I’m not seeing it that way.
Regardless of what one thinks about the Disney Empire, they provide great entertainment. Their Pixar division has produced some of the finest movies of the last decade (WALL-E, The Incredibles, etc.) Miramax has pumped out numerous Oscar nominees. Their main division has produced solid entertainment in Narnia (first film at least), Pirates of the Caribbean (first film at least) and Tangled. They’ve turned Marvel into a relentless film mill which has pumped out films that are decent (Thor), good (Iron Man) and great (The Avengers). And for all the criticism John Carter got, it was a not a bad film by any means.
Really, the whole anti-Disney thing kind of puzzles me. Yes, they are relentless in protecting their copyright and making a ton of money with endless merchandising. I have a daughter who is into princesses, so my wallet is very familiar with them. But … is that really such an evil thing? America isn’t a hippy commune.
Sleeping on it, I’m more convinced that this could be a good thing. “Could” being the operative word. And the reason I think this could be a good thing is that the franchise is now out of Lucas’ hands.

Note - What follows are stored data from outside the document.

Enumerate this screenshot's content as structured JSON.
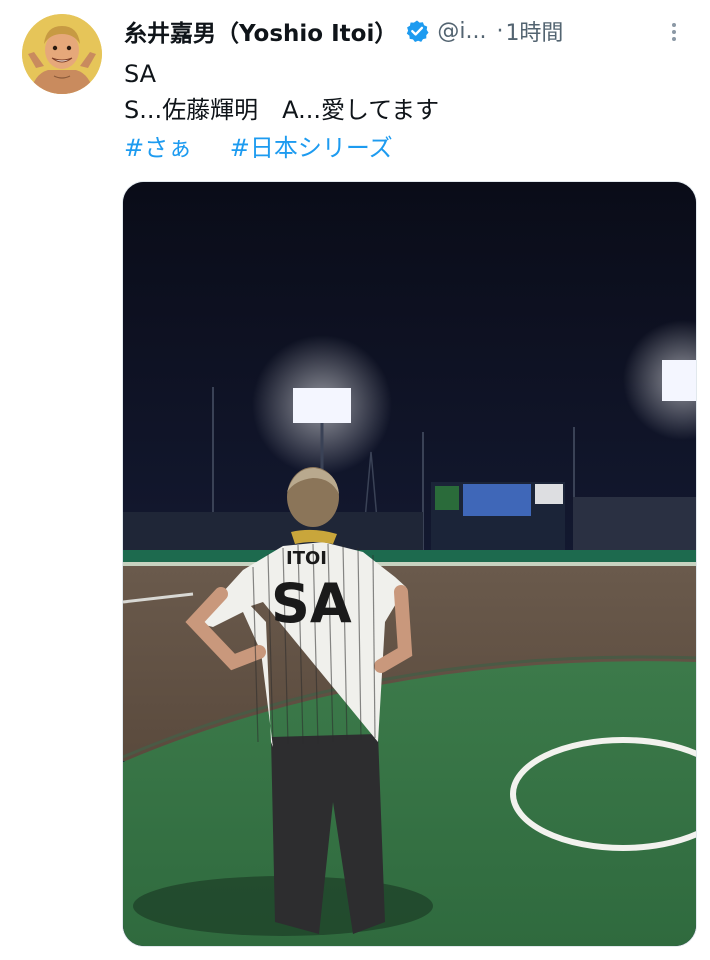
{
  "tweet": {
    "author": {
      "display_name": "糸井嘉男（Yoshio Itoi）",
      "handle": "@i...",
      "verified": true,
      "avatar_icon": "cartoon-avatar"
    },
    "separator": "·",
    "time": "1時間",
    "text_lines": [
      "SA",
      "S...佐藤輝明　A...愛してます"
    ],
    "hashtags": [
      "#さぁ",
      "#日本シリーズ"
    ],
    "media": {
      "photo_text": {
        "jersey_name": "ITOI",
        "jersey_letters": "SA"
      }
    }
  },
  "colors": {
    "link": "#1d9bf0",
    "text": "#0f1419",
    "secondary": "#536471",
    "verified": "#1d9bf0"
  },
  "icons": {
    "verified": "verified-badge-icon",
    "more": "more-vertical-icon"
  }
}
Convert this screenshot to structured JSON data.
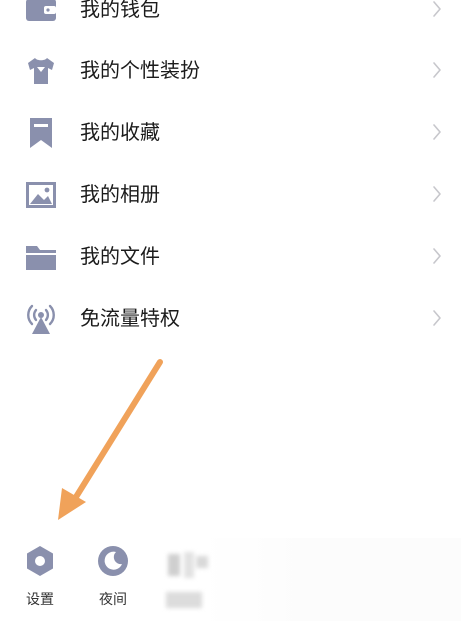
{
  "menu": {
    "items": [
      {
        "label": "我的钱包",
        "icon": "wallet-icon"
      },
      {
        "label": "我的个性装扮",
        "icon": "tshirt-icon"
      },
      {
        "label": "我的收藏",
        "icon": "bookmark-icon"
      },
      {
        "label": "我的相册",
        "icon": "image-icon"
      },
      {
        "label": "我的文件",
        "icon": "folder-icon"
      },
      {
        "label": "免流量特权",
        "icon": "signal-tower-icon"
      }
    ]
  },
  "bottom_bar": {
    "settings_label": "设置",
    "settings_icon": "hexagon-settings-icon",
    "night_label": "夜间",
    "night_icon": "moon-icon"
  },
  "colors": {
    "icon": "#8a90ad",
    "chevron": "#c7c7cc",
    "annotation_arrow": "#f0a25a",
    "text": "#1b1b1b"
  }
}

I don’t mean to slam Lucas. He’s a visual genius who revolutionized film-making. I have a higher opinion of the prequel trilogy than most. And the expanded universe of Star Wars has been excellent, especially from their video game division, which has produced engrossing, well-made, entertaining games that advance the story (and, notably, are not ridiculous resource hogs).
But I also think Lucas’ success produced some problems that manifested in the prequel trilogy. As I argued before, there were great movies buried within those pretty good movies. The thing that made them almost great movies was Lucas’ vision. But the thing that kept them from being great movies was Lucas himself. His flaws — a tin ear for dialogue, a tendency to overcomplicate plots, a push for the cute, an inability to direct actors — were on display and I think his success and his stature prevented anyone from gainsaying him, from saying, “George, come on … let’s cast Annakin as a teenager, not a kid.” And the expanded universe of video games and books actually hurt the films because much of plot — Annakin’s fall from grace, in particular — had taken place off screen.
Disney now has the ability to get anyone they want to work on Stars Wars VII. There are directors out there — great directors — who would pay them for the privilege. They can, if they want, get Peter Jackson to write and direct, Kevin Smith to script doctor and the entire cast of Harry Potter to act. And by keeping Lucas on as a “creative consultant”, they can be sure that he brings a bit of vision to the project. If Disney works this right — finds a great crew and gives them the freedom to create a great film — we could be dazzled.
Ah, but that’s the rub … if. I could just as easily see the studio thinking they have to get something out that’s generic and endlessly marketable to start paying off their $4 billion investment.
We’ll see. I am often too optimistic about these things. But the Star Wars universe is very rich and deep. It’s still possible for great film-makers to make great films in it. Hopefully they now have a chance. That chance did not exist 24 hours ago.